Keyifli okumalar
🐨
Jimin'in anlatımından...
Ryu Jin'i detaylı ifade vermesi için merkeze getirmiştik. Anlattığı şeyler hem Arin'i hemde beni fazlasıyla şaşırtmıştı. Olayı çözmeye yaklaştığımızı hissediyordum çünkü bence Ryu Jin sandığımızdan daha çok şey biliyordu. Bu yüzden detaylı ifadesini almamız ve ondan sonra işimize bakmamız gerekiyordu.

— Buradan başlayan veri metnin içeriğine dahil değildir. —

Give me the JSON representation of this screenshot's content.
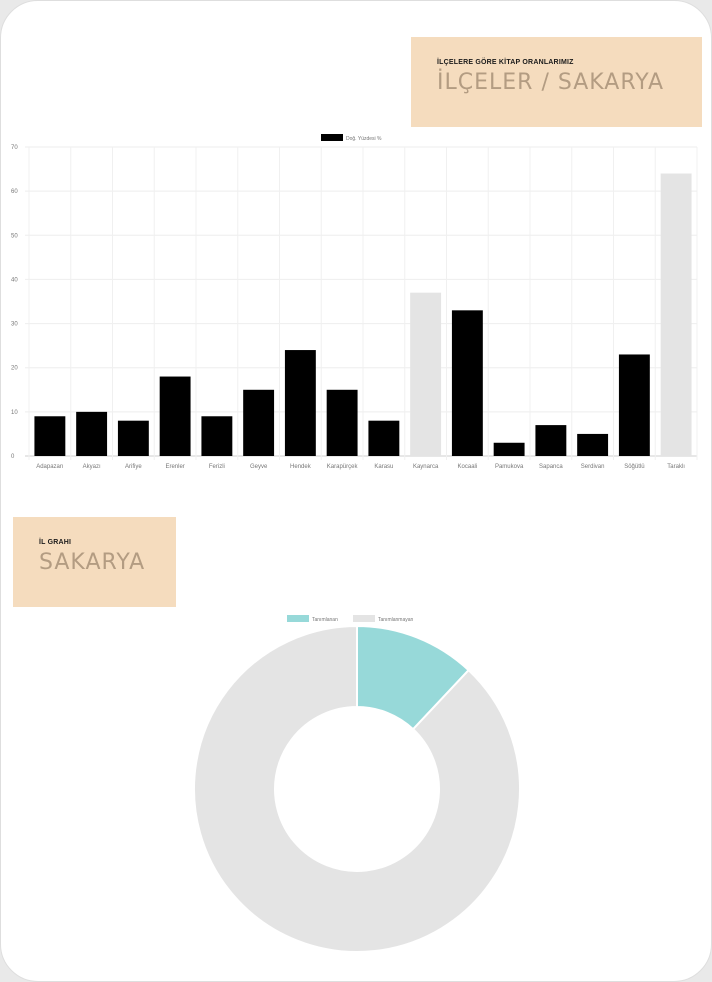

İfade odasına girdiğim anda bakışlarım Ryu Jin'in hemen karşısında oturan Arin ve Jungkook ikilisine kaydı. Jungkook ifadeyi kağıda dökmek için hazır beklerken Arin'de yanında sessizce duruyordu. Onlara kısaca tebessüm edip, yanlarına oturdum.
"Hazırsan başlayalım mı?" Ryu Jin'in başını olumlu anlamda sallayıp beni onaylamasının ardından yalandan boğazımı temizledim.
"Her şeyi baştan alalım. Bize bu iddia olayının nasıl ortaya çıktığını anlatabilir misin?"
Ryu Jin kuruyan dudaklarını diliyle ıslatıp bir kaç saniyeliğine sessiz kaldı. Şu an bize ifade veriyordu ve içinde bir yerlerde biraz tedirgin olduğunu hissediyordum. Bir şeylerden çekiniyor gibiydi.
"Her şey bir polisiye kitabı ile başladı. O gün yine bizim evde buluşmuştuk. Grupça sohbet ediyorduk." Konuşmasına devam edemeden ona soru sorarak sözünü kestim.
"Grup derken? Mesela kimler vardı?"
"Ben, Jung Woo, Yoongi, Taehyung, Hoseok ve Namjoon."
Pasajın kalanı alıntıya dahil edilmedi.